Он медленно покачал головой и снова сел за стол. Лицо у него было натужно-серьезное, словно у человека, который изо всех сил пытается сдержать смех; так Джеральд обычно выражал сострадание.
— И для девушки тоже просто ужасно.
Ник не сразу понял, о ком он говорит.
— Вы хотите сказать, для Мартины?
— Для его невесты.
— А… да, но дело в том, что она никогда не была его девушкой.
— Естественно, они собирались пожениться.
— Может быть, и поженились бы, Джеральд, но это все был обман. Она ему никто. Платная компаньонка.
Джеральд задумчиво пошевелил бровями, переваривая эту информацию. Ник вдруг сообразил, что никогда прежде Джеральд не расспрашивал его о подробностях гомосексуального житья-бытья, предпочитая обходить эту тему молчанием. И пожалуй, сейчас не лучшее время начинать такой разговор.
— Конечно, мне будет его очень не хватать, — с нервным смешком добавил Ник.
Джеральд придвинул к себе стопку документов, уложил их в портфель и застегнул молнию. Затем поднял взгляд на фотографии Рэйчел и премьер-министра, словно прося их о поддержке.
— Напомни-ка мне, — сказал он, — откуда ты здесь появился.
Ник не совсем понимал, как отвечать на такой вопрос. Пожав плечами, он сказал:
— Ну, как вы знаете, мы с Тоби подружились, и он привел меня сюда.
— Ага, — протянул Джеральд, по-прежнему не глядя на него. — И ты действительно был другом Тоби?
— Конечно, — ответил Ник.
— Странная у вас дружба, тебе не кажется? — И он бросил на Ника быстрый взгляд.
— Нет, не кажется.
— Он, оказывается, ничегошеньки о тебе не знал.

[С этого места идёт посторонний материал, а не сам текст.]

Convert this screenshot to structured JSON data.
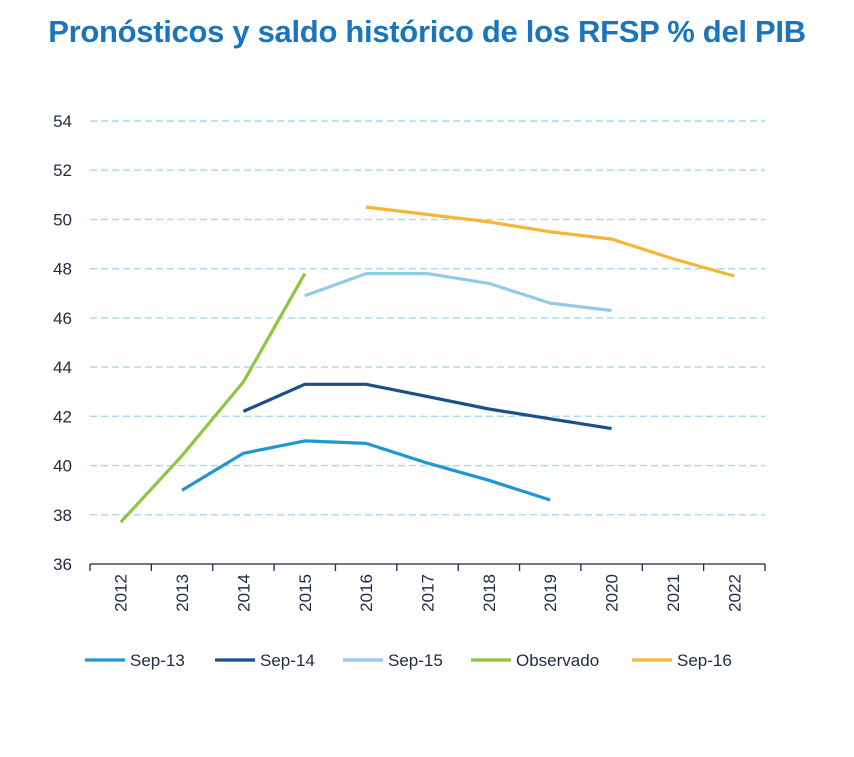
{
  "chart_data": {
    "type": "line",
    "title": "Pronósticos y saldo histórico de los RFSP % del PIB",
    "xlabel": "",
    "ylabel": "",
    "categories": [
      "2012",
      "2013",
      "2014",
      "2015",
      "2016",
      "2017",
      "2018",
      "2019",
      "2020",
      "2021",
      "2022"
    ],
    "ylim": [
      36,
      54
    ],
    "yticks": [
      36,
      38,
      40,
      42,
      44,
      46,
      48,
      50,
      52,
      54
    ],
    "grid": true,
    "legend_position": "bottom",
    "series": [
      {
        "name": "Sep-13",
        "color": "#1f97d4",
        "values": [
          null,
          39.0,
          40.5,
          41.0,
          40.9,
          40.1,
          39.4,
          38.6,
          null,
          null,
          null
        ]
      },
      {
        "name": "Sep-14",
        "color": "#1a4f8a",
        "values": [
          null,
          null,
          42.2,
          43.3,
          43.3,
          42.8,
          42.3,
          41.9,
          41.5,
          null,
          null
        ]
      },
      {
        "name": "Sep-15",
        "color": "#92cbe8",
        "values": [
          null,
          null,
          null,
          46.9,
          47.8,
          47.8,
          47.4,
          46.6,
          46.3,
          null,
          null
        ]
      },
      {
        "name": "Observado",
        "color": "#8dc63f",
        "values": [
          37.7,
          40.4,
          43.4,
          47.8,
          null,
          null,
          null,
          null,
          null,
          null,
          null
        ]
      },
      {
        "name": "Sep-16",
        "color": "#f7b538",
        "values": [
          null,
          null,
          null,
          null,
          50.5,
          50.2,
          49.9,
          49.5,
          49.2,
          48.4,
          47.7
        ]
      }
    ]
  }
}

— Но, Джеральд… это же я! Я же не какой-нибудь пришелец из космоса! Мы с ним три года проучились вместе!
С этим Джеральд спорить не стал — он развернулся вместе с креслом и снова уставился в окно.
— И тебе у нас всегда было уютно, верно?
— Конечно… — с трудом выдавил Ник.
— Мы к тебе были очень добры, по крайней мере, мне так кажется. Так? Ты вошел в нашу жизнь — в самом широком смысле слова. Благодаря нам познакомился со множеством интересных людей. Поднялся, можно сказать, на высочайший уровень.

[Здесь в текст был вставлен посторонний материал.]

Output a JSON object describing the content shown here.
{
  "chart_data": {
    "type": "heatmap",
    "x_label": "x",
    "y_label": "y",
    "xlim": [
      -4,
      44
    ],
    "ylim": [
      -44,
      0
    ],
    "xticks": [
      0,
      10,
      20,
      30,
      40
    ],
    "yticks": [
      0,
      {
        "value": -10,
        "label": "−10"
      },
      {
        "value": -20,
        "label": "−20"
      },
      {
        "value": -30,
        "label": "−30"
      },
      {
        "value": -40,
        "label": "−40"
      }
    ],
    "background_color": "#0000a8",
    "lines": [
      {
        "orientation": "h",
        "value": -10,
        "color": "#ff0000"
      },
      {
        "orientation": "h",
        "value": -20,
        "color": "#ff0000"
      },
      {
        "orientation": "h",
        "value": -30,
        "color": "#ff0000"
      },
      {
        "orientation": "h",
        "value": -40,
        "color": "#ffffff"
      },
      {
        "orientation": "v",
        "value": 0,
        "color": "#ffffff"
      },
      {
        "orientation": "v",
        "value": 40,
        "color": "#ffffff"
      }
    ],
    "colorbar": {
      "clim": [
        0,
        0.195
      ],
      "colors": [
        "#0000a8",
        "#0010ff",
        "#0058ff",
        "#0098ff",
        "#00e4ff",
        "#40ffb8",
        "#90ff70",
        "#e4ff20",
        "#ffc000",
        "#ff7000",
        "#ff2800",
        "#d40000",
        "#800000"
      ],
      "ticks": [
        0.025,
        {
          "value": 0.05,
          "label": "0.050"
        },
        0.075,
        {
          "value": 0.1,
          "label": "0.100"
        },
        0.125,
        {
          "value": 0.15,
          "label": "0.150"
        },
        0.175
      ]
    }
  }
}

— Да, разумеется. — Ник судорожно вздохнул. — Отчасти поэтому я страшно сожалею о том, что произошло, — и добавил робко и серьезно, — ну, понимаете, об этом последнем эпизоде с Кэтрин.
Джеральд сдвинул брови; он явно не ожидал и не желал извинений, тем более переплетенных с соболезнованиями по поводу его дочери. Однако сдержался и сказал только:
— Боюсь, ты никогда не понимал мою дочь.
— Мне кажется, — отвечал Ник, — человеку, который сам не страдает от чего-то подобного, вообще трудно понять природу ее болезни, я имею в виду, не в какой-то отдельный момент, а вообще, день за днем. Я знаю только одно: она по-прежнему любит и вас, и Рэйчел, несмотря на то что нанесла вам… такой удар. В период маниакального возбуждения она живет в мире, где возможно все. И в сущности, что она такого сделала? Просто сказала правду.